The UK’s Financial Conduct Authority (FCA) is recruiting synthetic data experts for a new panel that will explore its use in financial services. This will include training machine learning models for fraud detection, reducing lending risk and know your customer (KYC) compliance services without putting sensitive and valuable real data at risk. One academic told Tech Monitor the challenge is to ensure the synthetic data matches the patterns of real data and can be properly validated.
The new Synthetic Data Expert Group will sit within the financial regulator’s Innovation Advisory Group and help the FCA better understand what role the artificially generated information could play in “enabling enhanced capabilities to protect consumers and encourage beneficial innovation in financial services.”
Meeting every eight weeks or so, the group will be expected to identify relevant use cases for synthetic data in financial markets, clarify key issues in the theory and practice of synthetic data and develop best practice as relevant to UK financial services, including a framework for collaboration across industry and with regulators, academia and civil society.
According to AI research body the Alan Turing Institute there are a number of potential benefits to using synthetic data for financial services including using data in an unsafe environment, training new models without using real customer information, increasing the data size for a training model, validating models and fixing structural deficiencies in data.
“Synthetic data can be shared between companies, departments and research units for synergistic benefits,” a report by the institute explained. “By using synthetic data, organisations can store the relationships and statistical patterns of their data, without having to store individual level data” and it can allow for testing extreme scenarios not covered by real data.
Financial services data is both valuable and high risk in terms of regulatory oversight. It contains highly confidential and personal information that could leave a company caught mishandling it vulnerable to extensive fines. This has led to a scenario where companies are reluctant to put this data to work in training machine learning models which could help predict fraud attempts, streamline KYC and reduce lending risk.
Synthetic data solves some of the regulatory issues by allowing models to be trained on “real-looking data” without the risk of actual customer information being exposed. Models based on synthetic data, once trained, can then be set to work on the real data after validation and testing is complete.
The first meeting of the panel will be in April this year and will operate every eight weeks for 18 months, with the option of extending it by six months if further examination is required.

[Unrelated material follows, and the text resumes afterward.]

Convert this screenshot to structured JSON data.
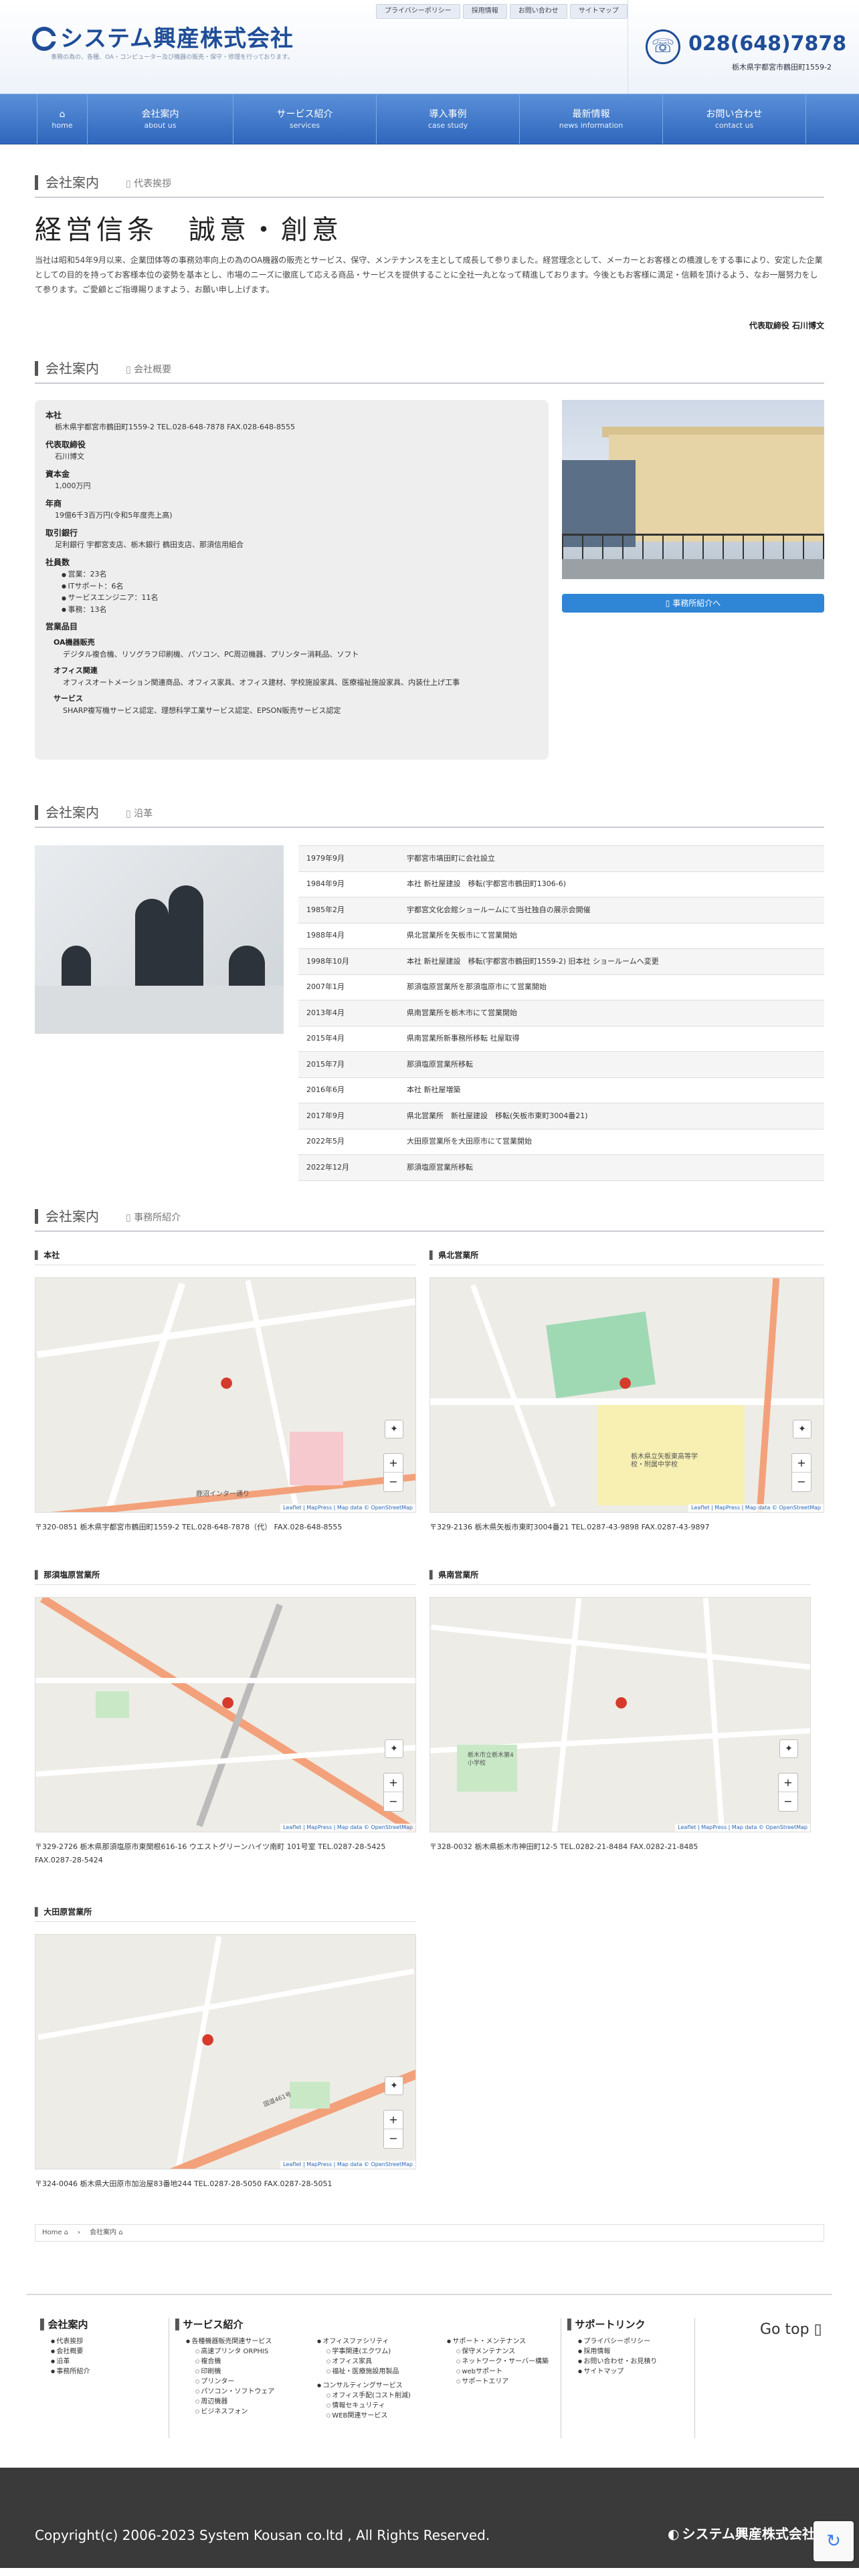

It is expected the panel will be made up of experts from regulated companies, consultants, legal professionals, accelerators, consumer groups and academia.
Benefits and risks of synthetic data
Professor Lukasz Szpruch from the University of Edinburgh is the director of the Alan Turing Institute Finance and Economics Programme. He said synthetic data is already in widespread use in other areas of the economy, from self-driving vehicles to generative text tools like OpenAI’s large language model GPT-3. It is also in use for research into protein folding and drug discovery, trained on existing large datasets to uncover new information not previously available.
In finance, he said there are two key applications for the technology. The first is connected to privacy, allowing machine learning models to be trained, tested and shared without using risky and highly personal information subject to GDPR restrictions. “Banks can’t share private financial transactions of people even inside their organisation or with other banks to have a better picture of trends and risks,” says Szpruch. “The idea is that if we can simulate fake data that captures the statistical properties of real data without the privacy risk then we can safely train these models that can then be run on real data.
“Synthetic data isn’t a real replacement for real data, it is just a way to speed up the process. You don’t have to wait for months to get access to the real data. It also allows a company to check the value they’d gain from a new model without having to share their real data. It can be used to accelerate that. If you are able to generate it well and have privacy guarantees then in principle it is a great idea.”
The other key area is in augmenting data to make better predictions, or to carry out statistical and risk analysis on data that doesn’t exist in the real world. This could include simulating the impact of a pandemic or natural disaster, or simply testing whether an algorithm will operate under those stress conditions.
It isn’t risk-free, he explained. “We are running into a risk that we will be surrounded by huge amounts of data. Some real, some synthetic and it will be hard to tell which is which. It is also important we have a way to ensure the synthetic data is accurate and reflects the patterns of real data.”
The Alan Turing Institute is working with the Office of National Statistics on ways to reduce privacy risks that might make it easier to train synthetic models on real-world data. “Data holders have a number of questions when it comes to requests to use their data in this way,” said Szpruch. “In the same way we want to trust algorithms and have a way of monitoring them, we need a way to validate and monitor to ensure the synthetic data is accurate.”
This could include ensuring any synthetic data generator has validation statements that contain some statistical information an auditor can process to show a percentage chance that “what I’m being told is trustworthy” and accurate, he said.